There are, however, some serious concerns surrounding expanded mail voting. Foremost among these is the possibility of fraud and coercion, which is generally easier to accomplish with mail ballots than in-person voting. In fact, most of the evidence of modern-day voter fraud — anecdotal though it is — concerns absentee voting. There’s also the possibility that voters will be pressured by family members or caregivers to vote a particular way, especially in institutional settings. Mail ballots are also inaccessible to a significant number of disabled voters, including people with visual and manual dexterity impairments.

In addition, there are many ways in which voters can make mistakes in the absentee voter process, which result in their votes not being counted. One is by failing to comply with the application requirements for absentee voting, which are very complicated in some states. Here again, Ohio is an example, by virtue of it’s intricate rules regarding voter ID, which caused serious problems for some absentee voters in 2006. Even if they succeed in applying for an absentee ballot, voters can make mistakes in casting and returning it. Without the benefit of “notice” technology available at polling places, voters may mistakenly cast overvotes or undervotes. In addition, they may make mistakes in returning their ballot — like failing to include proper postage or required identification — that can result in their votes not being counted. The fact that voters don’t have an election official or poll worker to assist them may increase the risk of mistakes.

In-person early voting eliminates some of the inherent problems with mail voting. Typically, early voting takes place at a central location, such as a board of elections office or a local public library.

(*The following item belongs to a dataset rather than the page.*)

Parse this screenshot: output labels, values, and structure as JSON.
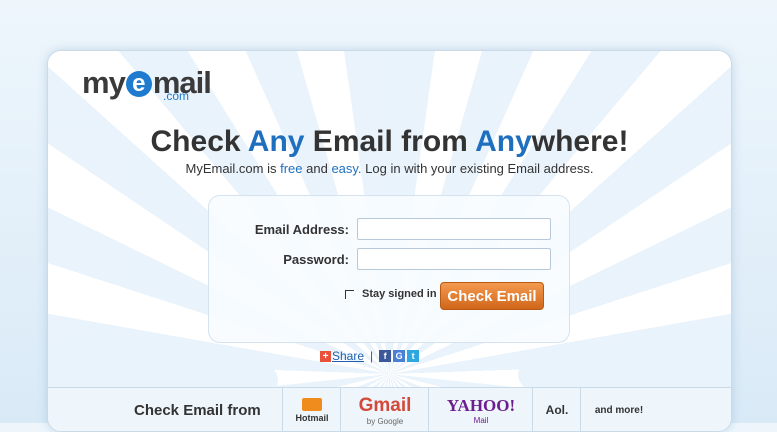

Voters can appear at that location several days before the election in order to cast their votes. Unlike mail voting, election officials are available to assist voters who need help, either in complying with ID requirements or in understanding how to use the voting machine. In fact, local election authorities may be in a position to provide better assistance than is possible on election day, by having more knowledgeable paid staff rather than volunteer poll workers available for early voting. Voters also have the advantage of new technology that is accessible to people with disabilities, and provides all voters with notice and the opportunity to correct errors before they vote.

For all these reasons, in-person early voting is preferable to mail-in absentee voting, as a means by which to relieve election day pressure on the polls. This reform is included as part of the proposed Count Every Vote Act, section 352 of which would require that people be allowed to vote within the 15-day period before the election “in the same manner as voting is allowed on the date of such election.” However, this bill also includes some provisions that are likely to prove controversial, such as felon re-enfranchisement, no-excuse absentee voting, and contemporaneous paper record requirements.

Accordingly, supporters of in-person early voting should consider breaking off the early voting requirement as a separate, stand-alone bill. This is a reform that should be appealing to those across the political spectrum, since it has the potential to expand access without imperiling the integrity of our electoral system.